Hospitals or emergency departments readmit a large proportion of Medicare beneficiaries within 30 days of discharge from nursing homes, according to a new study published in the Journal of the American Geriatrics Society.
Twenty-two percent of 50,000 Medicare beneficiaries treated at skilled nursing facilities in North and South Carolina needed emergency care within 30 days of discharge, and 37.5 percent needed acute care within 90 days, according to lead author Mark Toles, Ph.D., an associate professor at the University of North Carolina at Chapel Hill School of Nursing.
Certain demographics were at higher risk for readmission than others. Men, older adults with cancer or respiratory diseases, and African-Americans were all more likely to require further acute care, according to the study. Patients who had a high number of prior hospitalizations and comorbid conditions, and received care at for-profit facilities, also correlated with a need for more acute care.
It is difficult to determine how many of these ER visits and readmissions nursing homes can prevent, according to Toles. Hospitals now emphasize the post-discharge transition to avoid readmission penalties and Toles said he hopes this data will encourage similar scrutiny for discharges from nursing homes.

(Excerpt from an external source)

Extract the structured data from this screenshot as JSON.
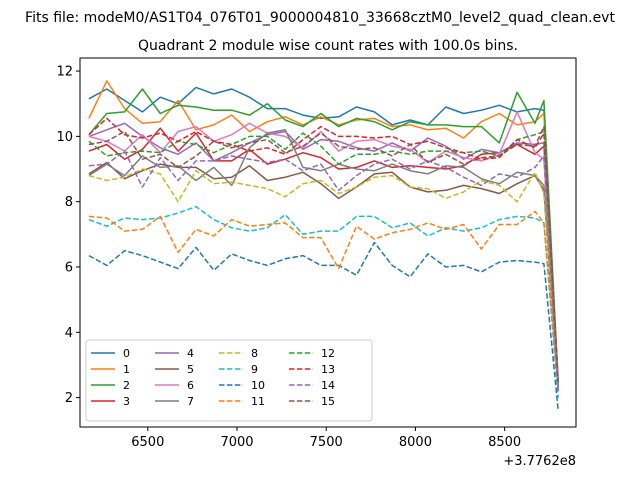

“The role of nursing homes in communities has changed,” Toles said in a statement. “These facilities are increasingly dedicated to transitioning older adults from the hospital back to their own homes. Short-term use of nursing facilities has grown tremendously over the past 10 years and we have to examine interventions that will improve that transition.”
High readmissions are also problematic in inpatient rehabilitation facilities (IRFs); more than 10 percent of Medicare recipients are readmitted within 30 days of discharge from IRFs, a recent study found. For some conditions, such as debility, the readmission rate was as high as 18.8 percent, FierceHealthcare previously reported.